ただいま帰りました


「──この、大馬鹿者がぁあああああああ!!!」


「ぐふぅ……!」



 森の外に待機してある馬車の近くまでアカネさんに運ばれ、ようやく帰れると気を抜いた私の耳にそんな怒号が聞こえました。


 それは誰の声だったのか。

 理解した次の瞬間──私の体は後方に大きく吹き飛ばされていました。



 もう大丈夫だと気を抜いていたせいもあって、私はロクな抵抗もできないままゴロゴロと地面を転がり、ようやく停止して億劫に顔を上げた視線の先には、仁王立した魔王の姿が──




 背景にメラメラと燃えるエフェクトが見えるのは、気のせいであってほしいなぁ……と、私は他人事のように彼女を見つめます。






 あ、なんか……デジャヴ……。






「おいリーフィア。何か、余に言うことがあるのではないか?」


 何か、言うこと…………うーむ、色々ありすぎて、パッと思いつくものがありませんねぇ……。

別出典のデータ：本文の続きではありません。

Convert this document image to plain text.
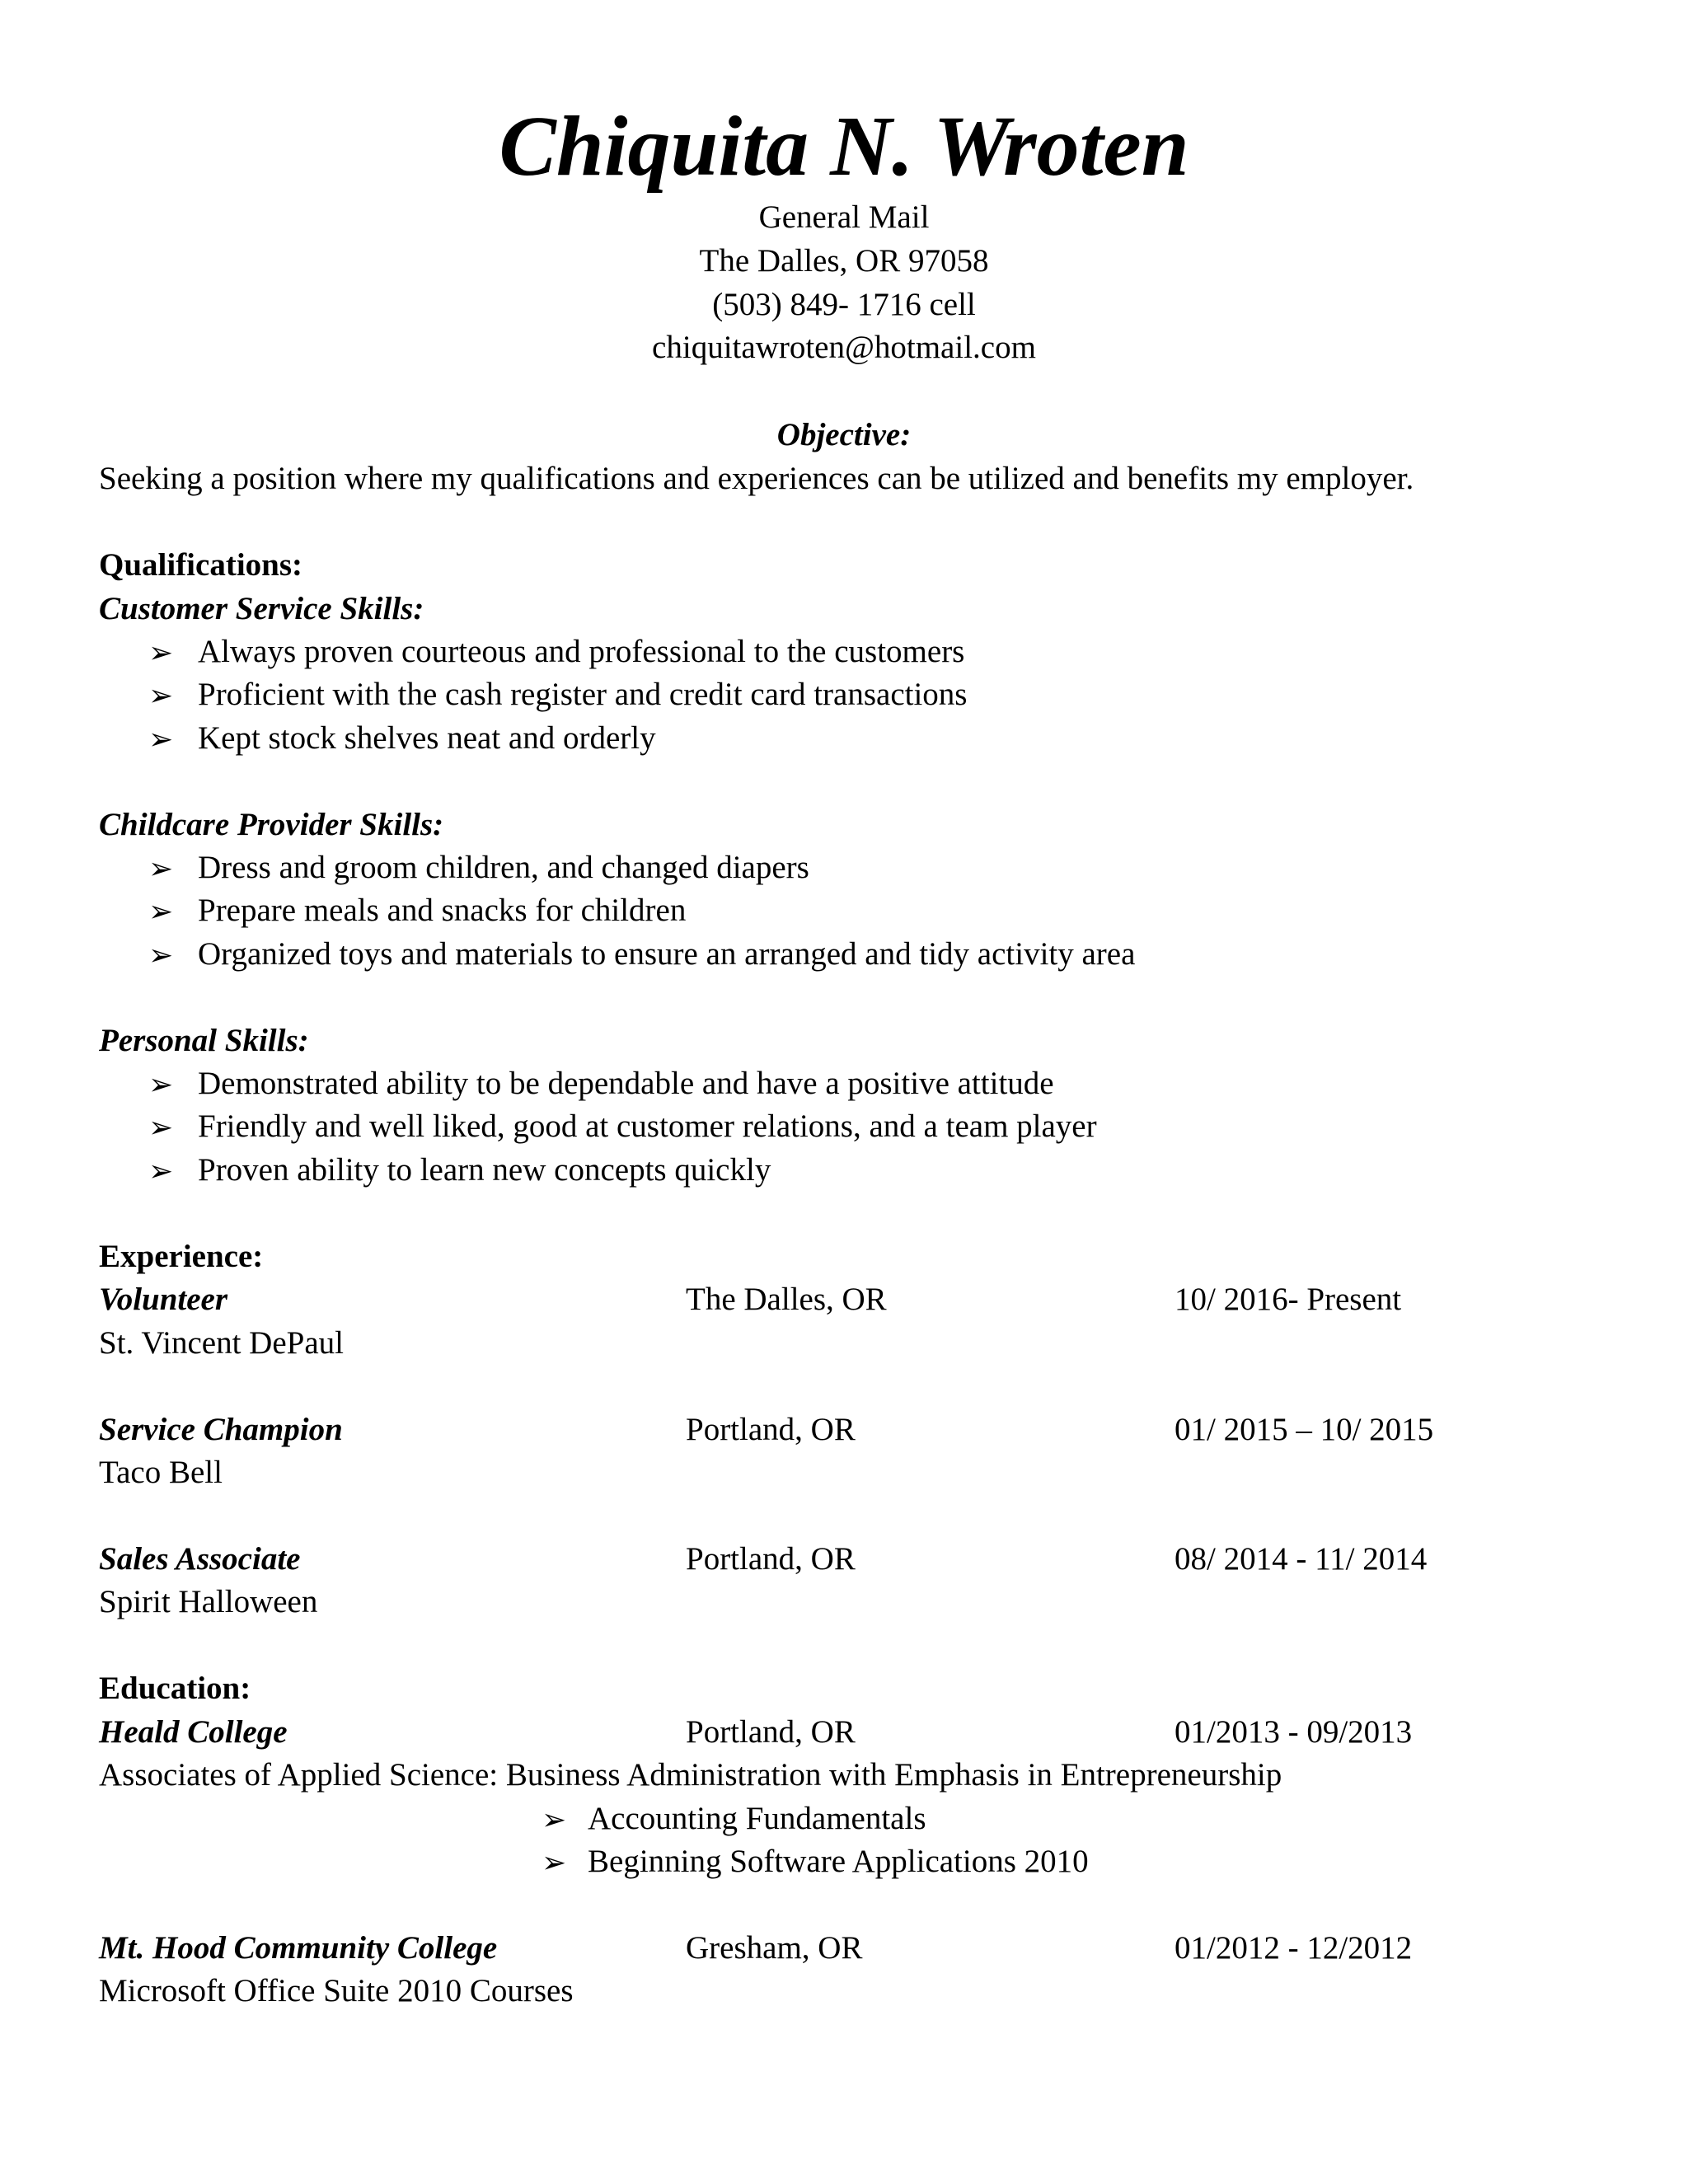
Chiquita N. Wroten
General Mail
The Dalles, OR 97058
(503) 849- 1716 cell
chiquitawroten@hotmail.com
Objective:
Seeking a position where my qualifications and experiences can be utilized and benefits my employer.
Qualifications:
Customer Service Skills:
➢ Always proven courteous and professional to the customers
➢ Proficient with the cash register and credit card transactions
➢ Kept stock shelves neat and orderly
Childcare Provider Skills:
➢ Dress and groom children, and changed diapers
➢ Prepare meals and snacks for children
➢ Organized toys and materials to ensure an arranged and tidy activity area
Personal Skills:
➢ Demonstrated ability to be dependable and have a positive attitude
➢ Friendly and well liked, good at customer relations, and a team player
➢ Proven ability to learn new concepts quickly
Experience:
Volunteer	The Dalles, OR	10/ 2016- Present
St. Vincent DePaul
Service Champion	Portland, OR	01/ 2015 – 10/ 2015
Taco Bell
Sales Associate	Portland, OR	08/ 2014 - 11/ 2014
Spirit Halloween
Education:
Heald College	Portland, OR	01/2013 - 09/2013
Associates of Applied Science: Business Administration with Emphasis in Entrepreneurship
➢ Accounting Fundamentals
➢ Beginning Software Applications 2010
Mt. Hood Community College	Gresham, OR	01/2012 - 12/2012
Microsoft Office Suite 2010 Courses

「私が居ない間、アカネさんに迷惑を掛けていませんでしたか?」


「お前はお母さんか! ──んんっ! そうではなく、」



『もう、ミリアちゃん! リーフィアは疲れているんだから、今は安静にさせてあげて!』


 文句を言いたげに話し続けるミリアさんの言葉を遮って登場したのは、私の契約精霊、ウンディーネでした。彼女は、私を突き飛ばしたミリアさんに怒っているのか、プンプンと頬を膨らまし、私を庇うようにミリアさんと対峙します。

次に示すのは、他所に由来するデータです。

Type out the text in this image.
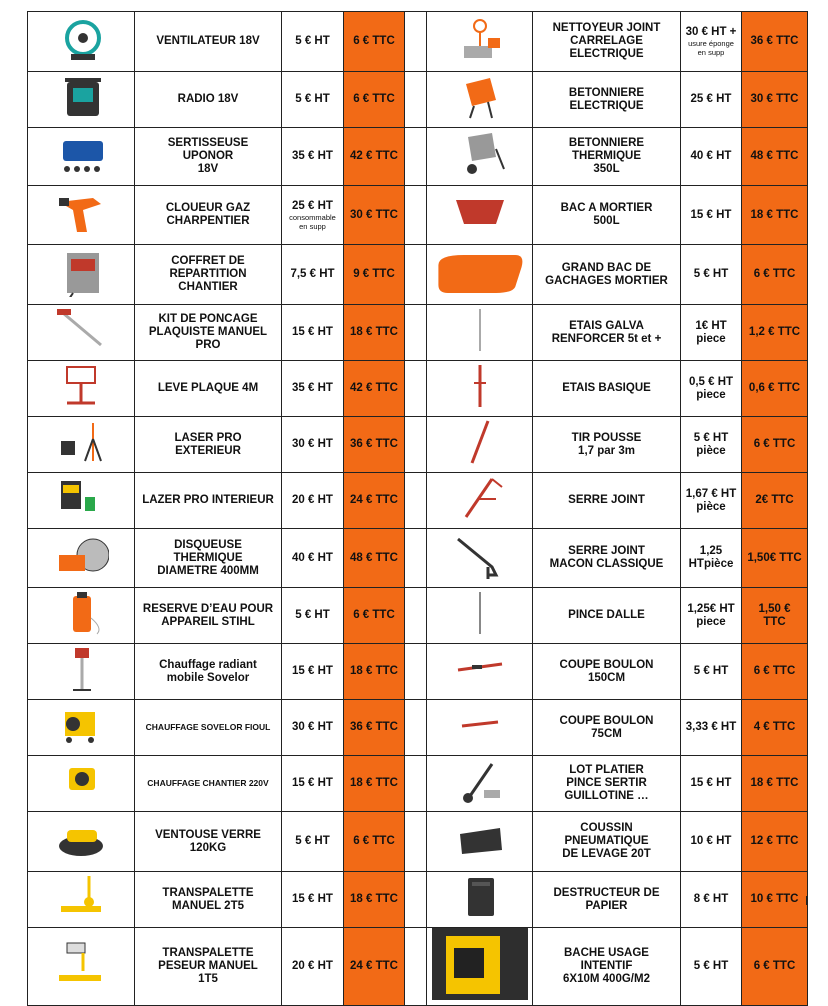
	VENTILATEUR 18V	5 € HT	6 € TTC			NETTOYEUR JOINT
CARRELAGE
ELECTRIQUE	30 € HT +
usure éponge
en supp	36 € TTC

	RADIO 18V	5 € HT	6 € TTC			BETONNIERE
ELECTRIQUE	25 € HT	30 € TTC

	SERTISSEUSE
UPONOR
18V	35 € HT	42 € TTC			BETONNIERE
THERMIQUE
350L	40 € HT	48 € TTC

	CLOUEUR GAZ
CHARPENTIER	25 € HT
consommable
en supp	30 € TTC			BAC A MORTIER
500L	15 € HT	18 € TTC

	COFFRET DE
REPARTITION
CHANTIER	7,5 € HT	9 € TTC			GRAND BAC DE
GACHAGES MORTIER	5 € HT	6 € TTC

	KIT DE PONCAGE
PLAQUISTE MANUEL PRO	15 € HT	18 € TTC			ETAIS GALVA
RENFORCER 5t et +	1€ HT
piece	1,2 € TTC

	LEVE PLAQUE 4M	35 € HT	42 € TTC			ETAIS BASIQUE	0,5 € HT
piece	0,6 € TTC

	LASER PRO
EXTERIEUR	30 € HT	36 € TTC			TIR POUSSE
1,7 par 3m	5 € HT
pièce	6 € TTC

	LAZER PRO INTERIEUR	20 € HT	24 € TTC			SERRE JOINT	1,67 € HT
pièce	2€ TTC

	DISQUEUSE
THERMIQUE
DIAMETRE 400MM	40 € HT	48 € TTC			SERRE JOINT
MACON CLASSIQUE	1,25
HTpièce	1,50€ TTC

	RESERVE D’EAU POUR
APPAREIL STIHL	5 € HT	6 € TTC			PINCE DALLE	1,25€ HT
piece	1,50 €
TTC

	Chauffage radiant
mobile Sovelor	15 € HT	18 € TTC			COUPE BOULON
150CM	5 € HT	6 € TTC

	CHAUFFAGE SOVELOR FIOUL	30 € HT	36 € TTC			COUPE BOULON
75CM	3,33 € HT	4 € TTC

	CHAUFFAGE CHANTIER 220V	15 € HT	18 € TTC			LOT PLATIER
PINCE SERTIR
GUILLOTINE …	15 € HT	18 € TTC

	VENTOUSE VERRE
120KG	5 € HT	6 € TTC			COUSSIN
PNEUMATIQUE
DE LEVAGE 20T	10 € HT	12 € TTC

	TRANSPALETTE
MANUEL 2T5	15 € HT	18 € TTC			DESTRUCTEUR DE
PAPIER	8 € HT	10 € TTC

	TRANSPALETTE
PESEUR MANUEL
1T5	20 € HT	24 € TTC			BACHE USAGE
INTENTIF
6X10M 400G/M2	5 € HT	6 € TTC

『リーフィアは大変なんだから! それなのに突き飛ばすなんて、酷い!』


「うぐっ……! そ、それはすまなかった……が、気が付いたら突き飛ばしていたのだ!」



 ──なんですか、その迷惑なDV気質は。


 とは言いません。

 普通に疲れすぎて、ツッコミを入れる気力すら湧いてこないのです。


「まぁまぁ二人とも。まずは馬車に乗り、帰路に着こう。話すのはそれからでもいいじゃろう」



 アカネさんが二人の間に割って入り、宥めます。


 流石は、おばあちゃん。

 こういう時に頼りになりますね。



 私はウンディーネに運ばれ、ミリアさん達が乗って来たという馬車────めちゃくちゃ悪者が乗っていそうな、アホほど豪華な飾りの施された馬車に乗り込みました。


 あの時、絶対に乗りたくねぇと思っていたのに、まさかここで乗ることになるとは……。

 咄嗟に「魔法の絨毯があるから大丈夫です」と言いかけましたが、ミリアさん達の話や、その後の処理なんかも聞きたかったので、ここは我慢です。



 どうやらこの馬車は御者が必要ないらしく、私とウンディーネ、ミリアさん、アカネさんが乗り込んだら、馬がタイミングを見計らったように動き出しました。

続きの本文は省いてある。